Gece gündüz (hep Allah'ı) tesbih ederler, usanmazlar.(ENBİYA/19-20)
Göklerde ve yerde bulunan her şey Allah'ı tesbih etmektedir. O, çok güçlüdür, hüküm ve hikmet sahibidir. (HADİD/1)
Yedi gök, yer ve bunların içinde bulunanlar, Allah'ı tesbih ederler. O'nu hamd ile tesbih etmeyen hiçbir varlık yoktur. Fakat siz, onların tesbihlerini iyi anlamazsınız. Şüphesiz O, halimdir çok bağışlayandır. (İSRA/44)
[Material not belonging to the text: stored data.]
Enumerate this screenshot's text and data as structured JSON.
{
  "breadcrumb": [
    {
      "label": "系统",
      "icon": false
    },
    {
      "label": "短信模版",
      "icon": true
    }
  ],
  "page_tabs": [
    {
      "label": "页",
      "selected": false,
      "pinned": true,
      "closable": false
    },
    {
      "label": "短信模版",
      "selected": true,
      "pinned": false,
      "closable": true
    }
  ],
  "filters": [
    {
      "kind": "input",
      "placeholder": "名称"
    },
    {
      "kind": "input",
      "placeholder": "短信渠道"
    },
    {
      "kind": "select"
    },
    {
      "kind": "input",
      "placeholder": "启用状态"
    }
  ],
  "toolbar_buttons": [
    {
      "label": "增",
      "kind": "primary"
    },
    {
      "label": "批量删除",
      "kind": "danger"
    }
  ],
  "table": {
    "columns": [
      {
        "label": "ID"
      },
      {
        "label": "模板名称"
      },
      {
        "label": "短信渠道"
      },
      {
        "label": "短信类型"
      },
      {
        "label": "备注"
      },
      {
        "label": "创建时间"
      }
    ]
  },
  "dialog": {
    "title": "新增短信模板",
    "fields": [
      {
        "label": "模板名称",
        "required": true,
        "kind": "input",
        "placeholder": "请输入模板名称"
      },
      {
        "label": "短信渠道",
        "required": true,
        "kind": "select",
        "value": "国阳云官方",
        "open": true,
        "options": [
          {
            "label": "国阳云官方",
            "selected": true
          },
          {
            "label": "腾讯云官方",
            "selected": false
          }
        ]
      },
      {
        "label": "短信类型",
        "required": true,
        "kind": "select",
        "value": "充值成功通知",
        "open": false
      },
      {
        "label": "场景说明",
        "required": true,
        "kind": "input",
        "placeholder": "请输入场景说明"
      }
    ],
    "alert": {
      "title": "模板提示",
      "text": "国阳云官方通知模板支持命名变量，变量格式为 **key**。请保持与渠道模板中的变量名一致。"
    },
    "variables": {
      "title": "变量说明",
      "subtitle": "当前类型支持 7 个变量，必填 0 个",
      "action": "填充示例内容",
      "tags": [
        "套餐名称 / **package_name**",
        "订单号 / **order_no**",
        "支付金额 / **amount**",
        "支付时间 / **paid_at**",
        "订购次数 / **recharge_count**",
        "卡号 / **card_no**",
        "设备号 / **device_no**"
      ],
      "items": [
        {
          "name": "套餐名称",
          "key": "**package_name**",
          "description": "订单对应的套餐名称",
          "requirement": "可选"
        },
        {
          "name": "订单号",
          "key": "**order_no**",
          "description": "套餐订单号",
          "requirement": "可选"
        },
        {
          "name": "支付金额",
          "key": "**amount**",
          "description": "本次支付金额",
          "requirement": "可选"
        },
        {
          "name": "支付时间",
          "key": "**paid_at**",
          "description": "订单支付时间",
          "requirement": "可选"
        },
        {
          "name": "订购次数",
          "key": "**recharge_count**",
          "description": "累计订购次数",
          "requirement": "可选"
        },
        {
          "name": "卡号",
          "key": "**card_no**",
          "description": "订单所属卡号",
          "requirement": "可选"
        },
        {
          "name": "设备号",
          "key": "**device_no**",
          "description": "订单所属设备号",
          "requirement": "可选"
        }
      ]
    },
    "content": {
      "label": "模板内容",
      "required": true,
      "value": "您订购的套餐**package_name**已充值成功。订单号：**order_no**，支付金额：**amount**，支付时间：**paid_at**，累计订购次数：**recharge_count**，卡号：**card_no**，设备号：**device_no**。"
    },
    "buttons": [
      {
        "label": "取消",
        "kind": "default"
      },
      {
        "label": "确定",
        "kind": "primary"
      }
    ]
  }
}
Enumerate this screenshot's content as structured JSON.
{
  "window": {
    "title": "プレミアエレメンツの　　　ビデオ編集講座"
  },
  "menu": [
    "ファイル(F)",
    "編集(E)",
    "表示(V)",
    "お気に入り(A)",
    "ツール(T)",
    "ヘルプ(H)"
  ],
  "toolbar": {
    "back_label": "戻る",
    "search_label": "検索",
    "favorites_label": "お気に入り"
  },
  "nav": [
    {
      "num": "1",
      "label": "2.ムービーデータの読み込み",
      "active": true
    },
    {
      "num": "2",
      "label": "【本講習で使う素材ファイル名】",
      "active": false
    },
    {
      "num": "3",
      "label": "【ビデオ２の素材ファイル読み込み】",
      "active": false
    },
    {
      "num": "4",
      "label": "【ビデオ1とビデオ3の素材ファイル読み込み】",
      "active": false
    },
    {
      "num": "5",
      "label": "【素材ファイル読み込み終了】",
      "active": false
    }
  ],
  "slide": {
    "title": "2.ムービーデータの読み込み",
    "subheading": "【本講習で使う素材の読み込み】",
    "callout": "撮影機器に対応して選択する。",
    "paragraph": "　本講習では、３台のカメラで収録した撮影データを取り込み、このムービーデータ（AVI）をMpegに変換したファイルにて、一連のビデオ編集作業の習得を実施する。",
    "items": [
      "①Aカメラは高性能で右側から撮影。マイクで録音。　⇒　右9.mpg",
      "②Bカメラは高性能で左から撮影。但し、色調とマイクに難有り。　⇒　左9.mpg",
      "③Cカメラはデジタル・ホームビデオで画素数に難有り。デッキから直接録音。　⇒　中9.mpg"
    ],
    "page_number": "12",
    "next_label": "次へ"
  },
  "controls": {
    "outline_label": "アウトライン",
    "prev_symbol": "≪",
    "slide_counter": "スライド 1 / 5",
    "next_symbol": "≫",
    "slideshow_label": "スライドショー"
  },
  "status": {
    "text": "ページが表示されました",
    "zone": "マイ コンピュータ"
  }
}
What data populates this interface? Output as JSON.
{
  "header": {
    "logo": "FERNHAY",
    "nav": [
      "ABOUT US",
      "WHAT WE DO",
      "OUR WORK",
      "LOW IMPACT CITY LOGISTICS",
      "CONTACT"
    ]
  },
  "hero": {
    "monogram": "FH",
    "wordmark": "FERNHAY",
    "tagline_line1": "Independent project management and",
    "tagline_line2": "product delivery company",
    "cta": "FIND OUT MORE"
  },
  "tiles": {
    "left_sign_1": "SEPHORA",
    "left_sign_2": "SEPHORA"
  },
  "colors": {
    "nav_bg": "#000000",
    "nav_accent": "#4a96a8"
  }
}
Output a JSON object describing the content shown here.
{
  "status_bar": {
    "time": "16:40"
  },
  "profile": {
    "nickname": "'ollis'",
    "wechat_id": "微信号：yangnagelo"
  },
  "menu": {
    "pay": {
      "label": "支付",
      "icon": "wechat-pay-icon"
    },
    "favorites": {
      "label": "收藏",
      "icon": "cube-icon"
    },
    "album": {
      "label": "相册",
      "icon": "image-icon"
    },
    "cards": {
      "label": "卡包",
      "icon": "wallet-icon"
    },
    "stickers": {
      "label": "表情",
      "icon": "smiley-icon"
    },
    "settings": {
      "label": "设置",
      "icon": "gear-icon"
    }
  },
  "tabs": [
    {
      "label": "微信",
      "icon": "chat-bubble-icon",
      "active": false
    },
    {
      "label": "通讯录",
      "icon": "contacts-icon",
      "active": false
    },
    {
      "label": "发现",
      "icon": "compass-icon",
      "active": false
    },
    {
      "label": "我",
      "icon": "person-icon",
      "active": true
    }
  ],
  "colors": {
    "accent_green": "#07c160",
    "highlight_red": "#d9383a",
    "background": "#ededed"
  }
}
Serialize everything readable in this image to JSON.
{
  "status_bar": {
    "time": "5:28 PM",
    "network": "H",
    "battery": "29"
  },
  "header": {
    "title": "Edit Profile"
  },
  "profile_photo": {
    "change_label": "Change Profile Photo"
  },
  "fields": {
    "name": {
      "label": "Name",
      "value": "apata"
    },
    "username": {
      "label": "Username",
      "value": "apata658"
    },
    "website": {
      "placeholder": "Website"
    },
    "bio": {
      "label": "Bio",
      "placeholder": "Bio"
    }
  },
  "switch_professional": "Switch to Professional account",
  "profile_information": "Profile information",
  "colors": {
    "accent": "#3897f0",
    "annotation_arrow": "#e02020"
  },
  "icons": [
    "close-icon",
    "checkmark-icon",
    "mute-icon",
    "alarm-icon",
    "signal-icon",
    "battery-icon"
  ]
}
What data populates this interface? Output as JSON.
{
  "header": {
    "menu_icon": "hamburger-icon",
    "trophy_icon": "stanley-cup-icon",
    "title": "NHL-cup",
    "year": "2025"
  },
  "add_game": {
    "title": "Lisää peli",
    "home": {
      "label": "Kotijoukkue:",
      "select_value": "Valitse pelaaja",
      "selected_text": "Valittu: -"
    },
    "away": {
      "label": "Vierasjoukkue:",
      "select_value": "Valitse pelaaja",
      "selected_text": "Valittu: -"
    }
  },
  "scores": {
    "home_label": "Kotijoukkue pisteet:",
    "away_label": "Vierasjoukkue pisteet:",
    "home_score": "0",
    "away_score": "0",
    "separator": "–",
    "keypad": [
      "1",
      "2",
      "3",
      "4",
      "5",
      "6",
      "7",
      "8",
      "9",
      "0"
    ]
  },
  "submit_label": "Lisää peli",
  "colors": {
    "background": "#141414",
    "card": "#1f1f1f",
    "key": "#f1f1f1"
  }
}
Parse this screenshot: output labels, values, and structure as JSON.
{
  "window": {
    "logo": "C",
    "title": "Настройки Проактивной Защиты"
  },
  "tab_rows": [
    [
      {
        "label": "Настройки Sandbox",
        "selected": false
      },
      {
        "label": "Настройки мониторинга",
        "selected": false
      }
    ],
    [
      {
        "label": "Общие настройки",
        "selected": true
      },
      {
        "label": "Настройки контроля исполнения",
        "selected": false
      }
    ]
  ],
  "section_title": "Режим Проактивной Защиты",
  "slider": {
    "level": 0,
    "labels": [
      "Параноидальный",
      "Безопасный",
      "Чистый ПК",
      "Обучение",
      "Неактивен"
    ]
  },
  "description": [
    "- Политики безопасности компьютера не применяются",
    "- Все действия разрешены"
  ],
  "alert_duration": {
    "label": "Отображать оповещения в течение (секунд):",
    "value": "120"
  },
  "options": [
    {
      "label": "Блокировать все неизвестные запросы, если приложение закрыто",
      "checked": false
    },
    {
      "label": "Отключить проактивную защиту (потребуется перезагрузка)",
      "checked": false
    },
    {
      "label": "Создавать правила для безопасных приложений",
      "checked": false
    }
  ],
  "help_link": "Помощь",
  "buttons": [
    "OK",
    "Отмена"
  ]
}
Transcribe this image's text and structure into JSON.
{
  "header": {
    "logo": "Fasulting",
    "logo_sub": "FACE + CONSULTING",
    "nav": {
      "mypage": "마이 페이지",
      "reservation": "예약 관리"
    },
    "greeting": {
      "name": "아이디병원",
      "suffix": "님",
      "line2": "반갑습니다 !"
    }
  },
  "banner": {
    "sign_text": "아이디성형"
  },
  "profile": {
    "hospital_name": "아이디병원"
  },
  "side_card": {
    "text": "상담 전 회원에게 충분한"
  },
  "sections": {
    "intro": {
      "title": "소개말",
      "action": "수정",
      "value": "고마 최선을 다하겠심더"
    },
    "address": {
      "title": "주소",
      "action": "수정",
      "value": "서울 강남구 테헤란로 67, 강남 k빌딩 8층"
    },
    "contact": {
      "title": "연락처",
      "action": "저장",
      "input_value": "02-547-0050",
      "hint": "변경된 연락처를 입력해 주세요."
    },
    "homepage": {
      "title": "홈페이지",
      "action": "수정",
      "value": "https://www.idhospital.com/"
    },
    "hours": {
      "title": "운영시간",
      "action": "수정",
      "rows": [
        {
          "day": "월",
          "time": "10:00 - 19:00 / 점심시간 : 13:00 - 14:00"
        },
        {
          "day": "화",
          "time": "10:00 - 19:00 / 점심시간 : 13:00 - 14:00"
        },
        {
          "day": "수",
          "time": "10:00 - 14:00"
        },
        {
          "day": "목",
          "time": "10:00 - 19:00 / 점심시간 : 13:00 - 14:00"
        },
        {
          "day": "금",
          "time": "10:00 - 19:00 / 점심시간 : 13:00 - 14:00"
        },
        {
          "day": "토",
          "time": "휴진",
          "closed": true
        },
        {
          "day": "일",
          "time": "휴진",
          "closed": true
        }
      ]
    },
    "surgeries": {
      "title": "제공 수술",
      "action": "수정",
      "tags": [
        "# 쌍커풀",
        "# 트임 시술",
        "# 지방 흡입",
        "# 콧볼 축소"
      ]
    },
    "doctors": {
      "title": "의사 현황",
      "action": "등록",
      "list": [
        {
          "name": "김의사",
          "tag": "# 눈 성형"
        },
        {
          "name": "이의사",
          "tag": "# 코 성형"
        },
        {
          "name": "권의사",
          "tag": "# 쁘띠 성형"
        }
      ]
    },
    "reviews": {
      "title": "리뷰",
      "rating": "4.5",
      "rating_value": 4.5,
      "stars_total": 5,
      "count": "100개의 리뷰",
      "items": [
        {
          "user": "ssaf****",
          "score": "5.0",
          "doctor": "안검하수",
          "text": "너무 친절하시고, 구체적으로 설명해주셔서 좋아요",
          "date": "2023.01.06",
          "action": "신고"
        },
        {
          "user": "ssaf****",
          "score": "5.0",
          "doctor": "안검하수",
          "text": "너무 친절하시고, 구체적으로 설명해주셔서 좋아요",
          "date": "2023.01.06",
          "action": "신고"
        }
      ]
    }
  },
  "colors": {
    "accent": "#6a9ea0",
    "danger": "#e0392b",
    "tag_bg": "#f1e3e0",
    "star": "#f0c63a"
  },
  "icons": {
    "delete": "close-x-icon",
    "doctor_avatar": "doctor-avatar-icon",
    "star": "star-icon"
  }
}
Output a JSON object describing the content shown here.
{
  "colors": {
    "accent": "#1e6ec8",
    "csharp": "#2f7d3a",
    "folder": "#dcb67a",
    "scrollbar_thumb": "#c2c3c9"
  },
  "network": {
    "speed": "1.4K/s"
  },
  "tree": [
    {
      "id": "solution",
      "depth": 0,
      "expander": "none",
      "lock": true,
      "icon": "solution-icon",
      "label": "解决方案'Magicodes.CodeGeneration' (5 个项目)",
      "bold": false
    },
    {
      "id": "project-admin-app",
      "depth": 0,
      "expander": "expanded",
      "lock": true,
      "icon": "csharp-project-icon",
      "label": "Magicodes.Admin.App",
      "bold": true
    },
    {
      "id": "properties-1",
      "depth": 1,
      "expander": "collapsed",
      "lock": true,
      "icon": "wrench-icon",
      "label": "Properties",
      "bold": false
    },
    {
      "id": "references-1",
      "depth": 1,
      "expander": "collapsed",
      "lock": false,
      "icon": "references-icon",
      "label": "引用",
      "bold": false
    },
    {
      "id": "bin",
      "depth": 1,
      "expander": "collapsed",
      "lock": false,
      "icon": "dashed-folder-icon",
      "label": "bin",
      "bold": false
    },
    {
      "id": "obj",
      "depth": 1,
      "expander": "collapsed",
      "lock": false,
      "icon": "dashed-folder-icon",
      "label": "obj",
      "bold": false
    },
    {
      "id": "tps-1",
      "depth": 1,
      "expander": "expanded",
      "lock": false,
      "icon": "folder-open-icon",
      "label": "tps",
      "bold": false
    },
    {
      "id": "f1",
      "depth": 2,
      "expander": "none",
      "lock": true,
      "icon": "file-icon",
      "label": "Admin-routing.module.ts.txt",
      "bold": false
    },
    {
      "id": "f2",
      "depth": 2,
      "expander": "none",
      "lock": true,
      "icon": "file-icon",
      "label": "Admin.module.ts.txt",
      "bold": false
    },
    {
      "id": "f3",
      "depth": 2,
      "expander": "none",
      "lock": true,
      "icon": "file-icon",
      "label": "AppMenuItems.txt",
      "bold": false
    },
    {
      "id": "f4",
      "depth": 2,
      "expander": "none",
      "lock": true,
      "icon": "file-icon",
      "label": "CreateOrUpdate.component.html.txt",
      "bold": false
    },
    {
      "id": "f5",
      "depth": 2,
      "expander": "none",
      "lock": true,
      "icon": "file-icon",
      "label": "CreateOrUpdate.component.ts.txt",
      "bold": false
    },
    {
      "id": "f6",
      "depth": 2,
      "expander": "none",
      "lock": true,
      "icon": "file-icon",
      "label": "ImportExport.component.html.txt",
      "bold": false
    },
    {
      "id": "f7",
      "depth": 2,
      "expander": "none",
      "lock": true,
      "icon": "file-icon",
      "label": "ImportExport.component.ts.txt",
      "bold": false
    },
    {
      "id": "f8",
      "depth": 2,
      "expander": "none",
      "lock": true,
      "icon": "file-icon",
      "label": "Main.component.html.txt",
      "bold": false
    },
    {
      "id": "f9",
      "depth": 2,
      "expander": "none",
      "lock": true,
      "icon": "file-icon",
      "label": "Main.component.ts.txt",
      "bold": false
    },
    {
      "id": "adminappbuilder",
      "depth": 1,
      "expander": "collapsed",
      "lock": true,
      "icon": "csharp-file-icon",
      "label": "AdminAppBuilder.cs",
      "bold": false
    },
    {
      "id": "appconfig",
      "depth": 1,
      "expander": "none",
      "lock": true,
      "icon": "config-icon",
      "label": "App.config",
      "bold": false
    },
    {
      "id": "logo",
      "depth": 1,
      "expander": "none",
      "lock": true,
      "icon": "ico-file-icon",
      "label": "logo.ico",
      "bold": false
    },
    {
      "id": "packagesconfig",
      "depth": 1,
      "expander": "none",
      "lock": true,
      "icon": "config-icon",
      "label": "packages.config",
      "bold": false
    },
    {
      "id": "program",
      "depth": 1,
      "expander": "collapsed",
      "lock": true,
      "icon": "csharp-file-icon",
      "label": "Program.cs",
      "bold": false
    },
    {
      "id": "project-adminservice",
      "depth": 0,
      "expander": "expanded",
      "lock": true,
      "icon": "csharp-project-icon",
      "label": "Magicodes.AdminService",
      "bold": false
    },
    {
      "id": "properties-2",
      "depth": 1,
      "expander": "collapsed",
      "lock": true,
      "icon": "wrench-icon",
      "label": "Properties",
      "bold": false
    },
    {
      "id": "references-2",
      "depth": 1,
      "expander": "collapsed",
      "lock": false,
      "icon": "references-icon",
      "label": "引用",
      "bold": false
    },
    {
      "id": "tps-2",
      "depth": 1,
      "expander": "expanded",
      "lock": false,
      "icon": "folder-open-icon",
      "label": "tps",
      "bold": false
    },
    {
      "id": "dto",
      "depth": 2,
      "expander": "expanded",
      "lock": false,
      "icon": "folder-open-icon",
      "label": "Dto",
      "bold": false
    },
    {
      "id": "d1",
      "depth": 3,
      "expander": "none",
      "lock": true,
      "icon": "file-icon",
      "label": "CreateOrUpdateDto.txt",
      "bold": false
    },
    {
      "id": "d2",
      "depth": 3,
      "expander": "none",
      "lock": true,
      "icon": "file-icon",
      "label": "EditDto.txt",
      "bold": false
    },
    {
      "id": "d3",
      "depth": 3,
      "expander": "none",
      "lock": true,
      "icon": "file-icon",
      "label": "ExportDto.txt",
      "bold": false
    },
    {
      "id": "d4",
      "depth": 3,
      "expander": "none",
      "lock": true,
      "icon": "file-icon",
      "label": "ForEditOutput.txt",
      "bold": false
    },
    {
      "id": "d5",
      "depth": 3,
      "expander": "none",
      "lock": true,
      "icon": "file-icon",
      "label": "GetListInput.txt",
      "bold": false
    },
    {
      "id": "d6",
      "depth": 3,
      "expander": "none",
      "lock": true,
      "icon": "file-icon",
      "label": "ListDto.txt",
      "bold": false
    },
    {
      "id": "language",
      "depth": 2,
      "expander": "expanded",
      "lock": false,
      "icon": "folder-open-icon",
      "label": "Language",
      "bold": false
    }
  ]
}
Gök gürültüsü O'na hamd ile, melekler de O'nun korkusundan dolayı O'nu tesbih ederler. O yıldırımlar gönderir, onunla dilediğini çarpar. Onlar Allah hakkında mücadele edip duruyorlar. Oysa Allah'ın çarpması pek çetindir. (RA'D/13)
-
Hamd edilendir
Hamd, o Allah'ındır ki göklerde ne var, yerde ne varsa hep O'nundur. Ahirette de hamd O'nundur. O hüküm ve himet sahibidir, herşeyden haberdardır. (SEBE/1)
Hamd, gökleri ve yeri yaratan, karanlıkları ve aydınlığı var eden Allah'a mahsustur. Böyleyken kâfirler hâlâ Rablerine başkalarını eşit sayıyorlar. (EN'AM/1)
Meleklerin de arşın etrafını kuşatarak, Rablerine hamd ile tesbih ettiklerini görürsün. Artık halk arasında hak ile hüküm icra edilip "âlemlerin Rabbi Allah'a hamdolsun" denilmektedir. (ZÜMER/75)
-
Övülmeye layık olandır
Göklerde ve yerde ne varsa hep O'nundur. Doğrusu Allah müstağnîdir, övülmeğe layıktır. (HAC/64)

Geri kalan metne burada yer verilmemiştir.